Militants strapped a pair of mentally retarded women with explosives and blew them up by remote control in two pet bazaars on Friday, killing at least 91 people in the deadliest day since Washington began pouring extra troops into the capital last spring.
Brigadier General Qassim al-Moussawi, Iraq's chief military spokesman in Baghdad, said the women had Down syndrome and may not have known they were on a suicide mission.
The tactic would support US claims that al-Qaeda in Iraq may be increasingly desperate and running short of able-bodied men willing or available for such missions.
As of early yesterday, Iraqi officials were unable to break down the higher death toll in the two bombings. The police and interior ministry officials spoke on condition of anonymity because they were not authorized to release the information.
US Ambassador to Iraq Ryan Crocker said the bombings showed that a resilient al-Qaeda has "found a different, deadly way" to try to destabilize Iraq.
"There is nothing they won't do if they think it will work in creating carnage and the political fallout that comes from that," he said in an interview at the US State Department.
US Secretary of State Condoleezza Rice said the bombing in Iraq proved al-Qaeda was "the most brutal and bankrupt of movements" and would strengthen Iraqi resolve to reject terrorism.
Earlier, officials had said the first bomber was detonated about 10:20am in the central al-Ghazl market.
Four police and hospital officials said at least 46 people were killed and more than 100 people were wounded.
Local police said the woman wearing the bomb sold cream in the mornings at the market and was known to locals as "the crazy lady."
The weekly pet bazaar had been bombed several times during the war; but with violence declining in the capital, the market had regained popularity as a shopping district and place to stroll on Fridays, the Muslim day of prayer.
But this Friday offered a scene of carnage straight out of the worst days of the conflict. Firefighters scooped up debris scattered among pools of blood, clothing and pigeon carcasses.
The attacks were the latest in a series of violent incidents that frayed a gossamer of Iraqi confidence in the permanence of recent security gains.
The US military in Iraq issued a statement that shared "the outrage of the Iraqi people, and we condemn the brutal enemy responsible for these attacks, which bear the hallmarks of being carried out by al-Qaeda in Iraq."
Iraqi President Jalal Talabani confirmed the death toll was about 70 and said the attacks were the work of committed by terrorists motivated by revenge and "to show that they are still able to stop the march of history and of our people toward reconciliation."
But Navy Commander Scott Rye, a US military spokesman, gave far lower casualty figures -- seven killed and 23 wounded in the first bombing, and 20 killed and 30 wounded in the second.

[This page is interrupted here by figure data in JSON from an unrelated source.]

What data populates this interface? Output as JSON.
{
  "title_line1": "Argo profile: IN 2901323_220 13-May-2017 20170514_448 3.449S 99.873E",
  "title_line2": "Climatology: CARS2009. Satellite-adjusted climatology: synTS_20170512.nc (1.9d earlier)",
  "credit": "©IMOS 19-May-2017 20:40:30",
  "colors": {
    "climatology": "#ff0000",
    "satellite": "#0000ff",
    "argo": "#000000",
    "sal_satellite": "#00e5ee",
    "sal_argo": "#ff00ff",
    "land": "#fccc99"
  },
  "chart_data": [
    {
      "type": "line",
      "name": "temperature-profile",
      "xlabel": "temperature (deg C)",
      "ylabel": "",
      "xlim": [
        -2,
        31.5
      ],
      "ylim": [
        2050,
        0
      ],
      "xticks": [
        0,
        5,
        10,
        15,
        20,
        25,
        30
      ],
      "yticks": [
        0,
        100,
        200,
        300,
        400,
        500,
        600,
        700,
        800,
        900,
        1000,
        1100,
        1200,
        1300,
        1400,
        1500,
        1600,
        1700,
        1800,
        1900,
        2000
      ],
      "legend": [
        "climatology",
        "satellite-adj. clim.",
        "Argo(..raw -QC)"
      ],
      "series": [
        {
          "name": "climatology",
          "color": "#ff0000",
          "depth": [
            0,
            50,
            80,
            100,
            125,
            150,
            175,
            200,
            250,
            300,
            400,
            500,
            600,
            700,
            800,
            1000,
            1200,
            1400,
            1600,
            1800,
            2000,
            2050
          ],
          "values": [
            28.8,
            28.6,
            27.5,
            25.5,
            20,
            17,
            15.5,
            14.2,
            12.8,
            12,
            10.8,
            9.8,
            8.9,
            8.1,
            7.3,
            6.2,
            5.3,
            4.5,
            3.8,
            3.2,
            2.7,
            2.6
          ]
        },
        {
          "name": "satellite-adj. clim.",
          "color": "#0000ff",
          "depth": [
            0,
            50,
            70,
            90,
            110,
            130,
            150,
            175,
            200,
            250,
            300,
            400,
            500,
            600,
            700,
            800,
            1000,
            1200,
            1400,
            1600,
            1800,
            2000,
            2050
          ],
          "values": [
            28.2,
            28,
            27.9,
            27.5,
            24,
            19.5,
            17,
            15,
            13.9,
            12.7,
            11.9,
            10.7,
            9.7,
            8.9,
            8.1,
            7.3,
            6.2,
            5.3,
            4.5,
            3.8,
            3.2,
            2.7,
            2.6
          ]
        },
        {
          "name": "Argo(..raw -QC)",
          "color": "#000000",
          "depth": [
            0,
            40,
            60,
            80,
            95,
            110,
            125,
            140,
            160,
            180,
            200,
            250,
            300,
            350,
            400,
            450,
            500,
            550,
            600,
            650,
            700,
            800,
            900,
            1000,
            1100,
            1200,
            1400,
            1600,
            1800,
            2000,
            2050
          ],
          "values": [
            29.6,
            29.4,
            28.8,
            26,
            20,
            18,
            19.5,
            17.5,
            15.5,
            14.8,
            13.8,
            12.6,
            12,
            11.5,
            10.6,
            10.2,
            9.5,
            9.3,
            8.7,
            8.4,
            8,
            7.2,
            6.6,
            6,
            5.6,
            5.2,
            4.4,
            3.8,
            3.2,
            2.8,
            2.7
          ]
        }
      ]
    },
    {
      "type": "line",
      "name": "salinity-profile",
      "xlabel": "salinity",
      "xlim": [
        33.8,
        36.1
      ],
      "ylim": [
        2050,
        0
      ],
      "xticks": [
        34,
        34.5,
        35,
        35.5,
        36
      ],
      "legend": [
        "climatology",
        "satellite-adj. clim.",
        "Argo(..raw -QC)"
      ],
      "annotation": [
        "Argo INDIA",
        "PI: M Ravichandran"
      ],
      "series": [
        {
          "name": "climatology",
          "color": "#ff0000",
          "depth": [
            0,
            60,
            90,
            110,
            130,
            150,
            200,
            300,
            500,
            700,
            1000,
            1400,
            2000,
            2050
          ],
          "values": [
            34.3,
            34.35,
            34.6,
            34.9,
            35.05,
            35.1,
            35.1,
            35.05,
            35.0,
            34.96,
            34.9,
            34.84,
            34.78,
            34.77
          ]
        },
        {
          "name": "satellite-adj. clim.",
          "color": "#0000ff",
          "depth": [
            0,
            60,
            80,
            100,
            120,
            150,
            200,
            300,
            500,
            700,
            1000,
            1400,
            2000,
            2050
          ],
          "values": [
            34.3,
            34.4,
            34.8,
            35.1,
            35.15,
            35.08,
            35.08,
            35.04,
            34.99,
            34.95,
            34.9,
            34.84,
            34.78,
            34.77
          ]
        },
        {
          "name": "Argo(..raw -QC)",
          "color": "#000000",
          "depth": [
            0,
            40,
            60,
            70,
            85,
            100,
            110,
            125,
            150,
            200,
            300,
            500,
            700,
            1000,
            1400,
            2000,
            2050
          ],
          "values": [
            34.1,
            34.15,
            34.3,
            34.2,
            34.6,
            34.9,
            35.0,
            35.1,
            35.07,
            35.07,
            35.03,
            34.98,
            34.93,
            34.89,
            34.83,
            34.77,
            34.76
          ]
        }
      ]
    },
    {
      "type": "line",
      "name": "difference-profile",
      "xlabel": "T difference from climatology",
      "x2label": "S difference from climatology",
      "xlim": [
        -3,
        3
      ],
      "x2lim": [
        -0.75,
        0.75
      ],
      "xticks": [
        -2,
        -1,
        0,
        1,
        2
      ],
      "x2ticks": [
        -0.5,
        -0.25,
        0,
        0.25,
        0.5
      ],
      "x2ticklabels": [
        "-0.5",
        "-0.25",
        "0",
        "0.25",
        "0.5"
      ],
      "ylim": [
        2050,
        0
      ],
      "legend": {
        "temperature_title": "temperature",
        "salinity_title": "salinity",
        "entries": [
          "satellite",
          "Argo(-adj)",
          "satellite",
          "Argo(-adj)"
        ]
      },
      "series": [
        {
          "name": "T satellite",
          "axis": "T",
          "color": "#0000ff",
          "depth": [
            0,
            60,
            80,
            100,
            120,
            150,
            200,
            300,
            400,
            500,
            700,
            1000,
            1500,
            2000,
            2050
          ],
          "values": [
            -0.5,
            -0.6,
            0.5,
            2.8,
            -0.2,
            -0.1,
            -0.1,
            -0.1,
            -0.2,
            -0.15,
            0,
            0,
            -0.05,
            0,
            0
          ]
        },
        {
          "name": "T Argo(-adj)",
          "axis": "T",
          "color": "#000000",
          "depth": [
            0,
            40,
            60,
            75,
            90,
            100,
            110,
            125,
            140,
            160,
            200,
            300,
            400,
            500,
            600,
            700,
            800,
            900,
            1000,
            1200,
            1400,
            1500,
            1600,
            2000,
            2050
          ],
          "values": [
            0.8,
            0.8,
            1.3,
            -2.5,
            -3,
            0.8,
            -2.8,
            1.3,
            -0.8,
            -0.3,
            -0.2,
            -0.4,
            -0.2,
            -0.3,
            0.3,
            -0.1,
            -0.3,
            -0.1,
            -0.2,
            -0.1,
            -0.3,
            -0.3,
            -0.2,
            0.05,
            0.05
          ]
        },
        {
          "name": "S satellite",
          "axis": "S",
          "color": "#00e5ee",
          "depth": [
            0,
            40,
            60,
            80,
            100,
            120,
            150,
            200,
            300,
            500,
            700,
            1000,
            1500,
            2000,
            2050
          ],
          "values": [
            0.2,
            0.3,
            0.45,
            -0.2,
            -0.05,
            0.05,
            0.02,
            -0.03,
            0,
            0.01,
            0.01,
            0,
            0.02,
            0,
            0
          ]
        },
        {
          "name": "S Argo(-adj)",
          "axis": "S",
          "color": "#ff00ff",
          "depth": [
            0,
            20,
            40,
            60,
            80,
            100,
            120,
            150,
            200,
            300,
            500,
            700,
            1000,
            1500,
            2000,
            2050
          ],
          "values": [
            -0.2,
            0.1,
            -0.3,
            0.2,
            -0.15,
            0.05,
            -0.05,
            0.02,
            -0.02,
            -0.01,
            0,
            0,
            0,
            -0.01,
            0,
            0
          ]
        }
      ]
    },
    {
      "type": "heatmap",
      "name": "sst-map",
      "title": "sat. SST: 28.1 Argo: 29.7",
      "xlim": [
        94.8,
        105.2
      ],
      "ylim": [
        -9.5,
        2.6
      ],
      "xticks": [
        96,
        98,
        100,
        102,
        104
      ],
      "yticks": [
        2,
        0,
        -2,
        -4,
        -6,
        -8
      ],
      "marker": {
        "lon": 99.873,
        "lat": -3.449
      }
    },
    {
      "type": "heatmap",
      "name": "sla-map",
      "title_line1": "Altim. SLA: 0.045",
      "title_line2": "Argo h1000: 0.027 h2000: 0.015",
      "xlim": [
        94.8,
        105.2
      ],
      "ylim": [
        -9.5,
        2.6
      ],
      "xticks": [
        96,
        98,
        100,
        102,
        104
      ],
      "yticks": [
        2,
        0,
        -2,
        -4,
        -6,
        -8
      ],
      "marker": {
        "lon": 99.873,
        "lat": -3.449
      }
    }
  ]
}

He confirmed, however, both attacks were carried out by women wearing explosives vests and said the attacks appeared coordinated and likely the work of al-Qaeda in Iraq.
While involving women in such deadly activity violates cultural taboos in Iraq, the US military has warned that al-Qaeda is recruiting women and young people as suicide attackers because militants are increasingly desperate to thwart security measures. Syria also has reportedly tightened its border with Iraq, a main transit point for incoming foreign bombers.
Women in Iraq often wear abayas, the black Islamic robe, and avoid thorough searches at checkpoints because men are not allowed to touch them and there are too few female police.
While astonishingly brutal, the use of the mentally disabled in suicide bombings is not unprecedented in Iraq. In January 2005, Iraq's interior minister said that insurgents used a disabled child in a suicide attacker on election day. Police at the scene of the bombing said the child appeared to have Down syndrome.
Many teenage boys were among the casualties in the al-Ghazl bombing on Friday, officials said.